Text-to-speech is a broad topic, but as far as Spokestack is concerned, there are two things your app has to handle: sending the input to be synthesized, and playing the resulting audio for your users. This guide will cover both.

Starting up

To synthesize speech in Spokestack, use the synthesize method. This small API is built similarly to the speech pipeline, but it operates independently.

Here’s how to initialize the TTS API as part of the unified Spokestack initialization:

  // omitting speech pipelineline and nlu configuration
  input: '',
  stages: [],
  properties: {},
  nlu: {},
  tts: {
    ttsServiceClass: 'io.spokestack.spokestack.tts.SpokestackTTSService',
    // Spokestack account information
    'spokestack-id': 'f0bc990c-e9db-4a0c-a2b1-6a6395a3d97e', // your Spokestack API ID
      '5BD5483F573D691A15CFA493C1782F451D4BD666E39A9E7B2EBE287E6A72C6B6' // your Spokestack API secret

In this example, spokestack-id and spokestack-secret are set to public values that let you try Spokestack TTS without creating an account. Create an account or sign in to get your own free API credentials and access to additional features!

Generating the audio

Generating a URL to an audio stream of a TTS synthesized voice is just a single method in Spokestack!
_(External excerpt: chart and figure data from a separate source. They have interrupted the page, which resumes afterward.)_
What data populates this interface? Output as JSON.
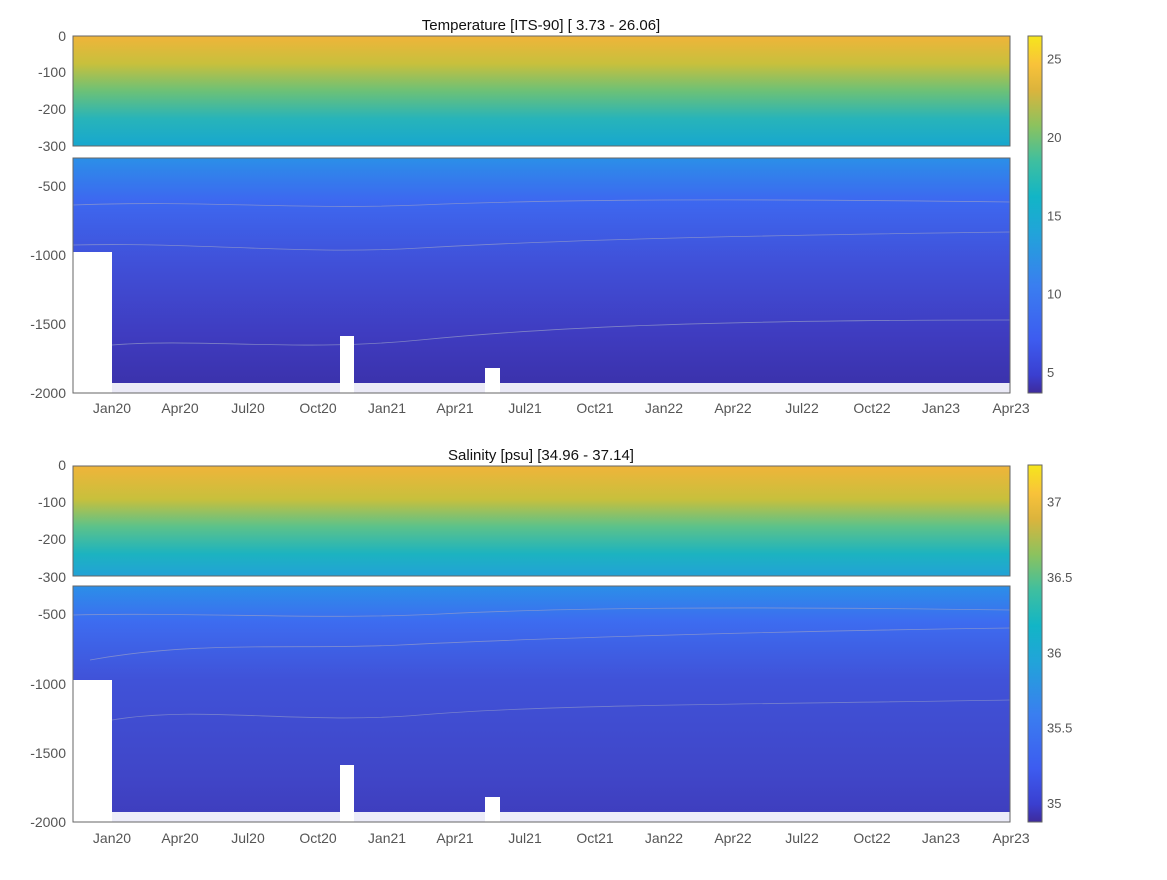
{
  "chart_data": [
    {
      "type": "heatmap",
      "title": "Temperature [ITS-90]   [ 3.73 - 26.06]",
      "variable": "temperature",
      "value_range": [
        3.73,
        26.06
      ],
      "x_ticks": [
        "Jan20",
        "Apr20",
        "Jul20",
        "Oct20",
        "Jan21",
        "Apr21",
        "Jul21",
        "Oct21",
        "Jan22",
        "Apr22",
        "Jul22",
        "Oct22",
        "Jan23",
        "Apr23"
      ],
      "upper_panel": {
        "ylim": [
          -300,
          0
        ],
        "y_ticks": [
          "0",
          "-100",
          "-200",
          "-300"
        ]
      },
      "lower_panel": {
        "ylim": [
          -2000,
          -300
        ],
        "y_ticks": [
          "-500",
          "-1000",
          "-1500",
          "-2000"
        ]
      },
      "colorbar": {
        "ticks": [
          "5",
          "10",
          "15",
          "20",
          "25"
        ],
        "tick_values": [
          5,
          10,
          15,
          20,
          25
        ],
        "range": [
          3.73,
          26.5
        ]
      },
      "gradient": [
        [
          0,
          "#3e2b9c"
        ],
        [
          0.05,
          "#3a3fd0"
        ],
        [
          0.15,
          "#3d5cf0"
        ],
        [
          0.3,
          "#3a7ef0"
        ],
        [
          0.45,
          "#21a4d9"
        ],
        [
          0.55,
          "#12b5c6"
        ],
        [
          0.65,
          "#3fbf9f"
        ],
        [
          0.75,
          "#8cc25e"
        ],
        [
          0.85,
          "#dcb43c"
        ],
        [
          0.92,
          "#f8c23a"
        ],
        [
          1,
          "#f6e61c"
        ]
      ],
      "upper_bands": [
        [
          0,
          "#f0b43a"
        ],
        [
          0.25,
          "#c8c03c"
        ],
        [
          0.5,
          "#6cc177"
        ],
        [
          0.75,
          "#28b4b9"
        ],
        [
          1,
          "#17a7cf"
        ]
      ],
      "lower_bands": [
        [
          0,
          "#2b8fe8"
        ],
        [
          0.18,
          "#3d68f0"
        ],
        [
          0.45,
          "#4050d8"
        ],
        [
          0.75,
          "#3f3cc0"
        ],
        [
          1,
          "#3a30a8"
        ]
      ]
    },
    {
      "type": "heatmap",
      "title": "Salinity [psu]   [34.96 - 37.14]",
      "variable": "salinity",
      "value_range": [
        34.96,
        37.14
      ],
      "x_ticks": [
        "Jan20",
        "Apr20",
        "Jul20",
        "Oct20",
        "Jan21",
        "Apr21",
        "Jul21",
        "Oct21",
        "Jan22",
        "Apr22",
        "Jul22",
        "Oct22",
        "Jan23",
        "Apr23"
      ],
      "upper_panel": {
        "ylim": [
          -300,
          0
        ],
        "y_ticks": [
          "0",
          "-100",
          "-200",
          "-300"
        ]
      },
      "lower_panel": {
        "ylim": [
          -2000,
          -300
        ],
        "y_ticks": [
          "-500",
          "-1000",
          "-1500",
          "-2000"
        ]
      },
      "colorbar": {
        "ticks": [
          "35",
          "35.5",
          "36",
          "36.5",
          "37"
        ],
        "tick_values": [
          35,
          35.5,
          36,
          36.5,
          37
        ],
        "range": [
          34.88,
          37.25
        ]
      },
      "gradient": [
        [
          0,
          "#3e2b9c"
        ],
        [
          0.05,
          "#3a3fd0"
        ],
        [
          0.15,
          "#3d5cf0"
        ],
        [
          0.3,
          "#3a7ef0"
        ],
        [
          0.45,
          "#21a4d9"
        ],
        [
          0.55,
          "#12b5c6"
        ],
        [
          0.65,
          "#3fbf9f"
        ],
        [
          0.75,
          "#8cc25e"
        ],
        [
          0.85,
          "#dcb43c"
        ],
        [
          0.92,
          "#f8c23a"
        ],
        [
          1,
          "#f6e61c"
        ]
      ],
      "upper_bands": [
        [
          0,
          "#f0b43a"
        ],
        [
          0.3,
          "#c8c03c"
        ],
        [
          0.55,
          "#5cc28a"
        ],
        [
          0.8,
          "#1cb3c0"
        ],
        [
          1,
          "#22a2d6"
        ]
      ],
      "lower_bands": [
        [
          0,
          "#2b8fe8"
        ],
        [
          0.15,
          "#3d6cf0"
        ],
        [
          0.4,
          "#4052d8"
        ],
        [
          0.8,
          "#4046c8"
        ],
        [
          1,
          "#3e3cbc"
        ]
      ]
    }
  ]
}
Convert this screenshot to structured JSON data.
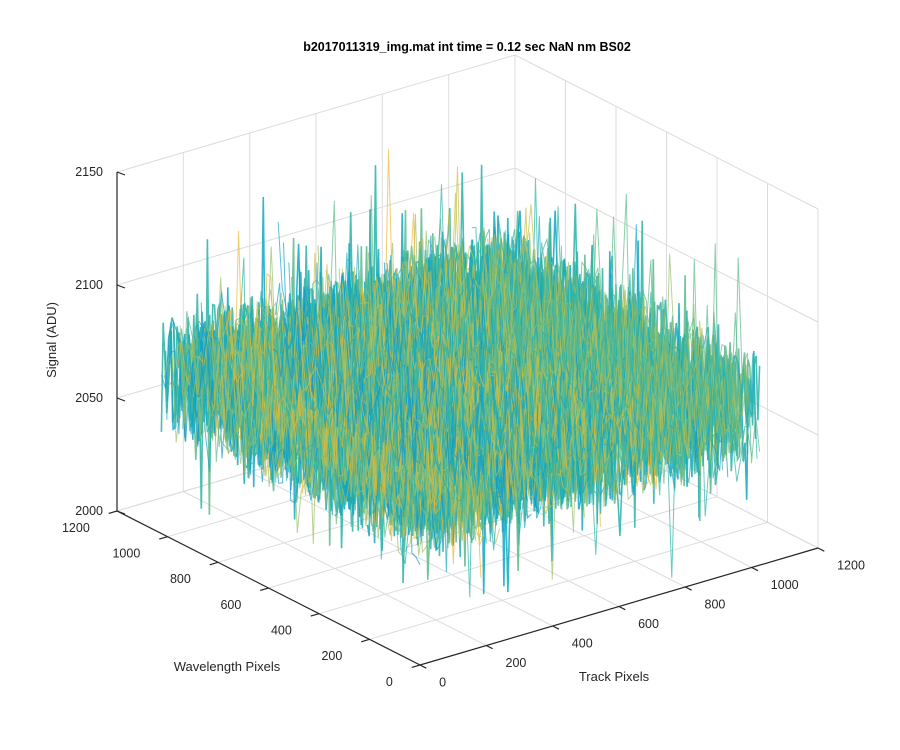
{
  "chart_data": {
    "type": "surface",
    "title": "b2017011319_img.mat int time = 0.12 sec  NaN nm BS02",
    "xlabel": "Track Pixels",
    "ylabel": "Wavelength Pixels",
    "zlabel": "Signal (ADU)",
    "xlim": [
      0,
      1200
    ],
    "ylim": [
      0,
      1200
    ],
    "zlim": [
      2000,
      2150
    ],
    "x_ticks": [
      "0",
      "200",
      "400",
      "600",
      "800",
      "1000",
      "1200"
    ],
    "y_ticks": [
      "0",
      "200",
      "400",
      "600",
      "800",
      "1000",
      "1200"
    ],
    "z_ticks": [
      "2000",
      "2050",
      "2100",
      "2150"
    ],
    "surface_extent": {
      "x": [
        0,
        1024
      ],
      "y": [
        0,
        1024
      ]
    },
    "approx_signal_range": [
      2010,
      2130
    ],
    "approx_mean_signal": 2070,
    "grid": true,
    "colormap": "parula"
  }
}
  input: 'Here I am, a brain the size of a planet.',
  format: Spokestack.TTSFormat.TEXT,
  voice: 'demo-male'

We’ll break down what was included in the synthesize arguments here; there’s even more detail in the API documentation:

The input is simply the string you want to hear synthesized.

The format argument is here because Spokestack supports serveral input formats: plain text, SpeechMarkdown, and a subset of the SSML spec for specifying pronunciation and specific pause times. See the TTS concept guide for more information on providing SSML input. If you don’t need this level of control, simply specify Spokestack.TTSFormat.TEXT like in the above example.

The voice argument allows you to specify which of Spokestack’s library of synthetic voices you wish to use. Want something besides demo-male? Create a Spokestack account to get your own free access to additional voices!

Using the generated audio

How do you get the audio generated from the call to the synthesize method? Just a couple of event subscriptions!

// Receive the real-time transcript synthesis result or failure
Spokestack.onSuccess = (e) => {
  console.log(e.url) // https://api.spokestack.io/stream/g2dkABVnYXRld2F5QDE3Mi4yNy4xMi4yNDQAACeUAAAAAgE
Spokestack.onFailure = (e) => {

What you do with the synthesis result (or failure) is up to you! The streaming URL is valid for 60 seconds, so you can save it for later or play it back immediately using your favorite React Native media package. We’re fond of react-native-video, and have also used react-native-track-player. For either one, you can just pass the URL along.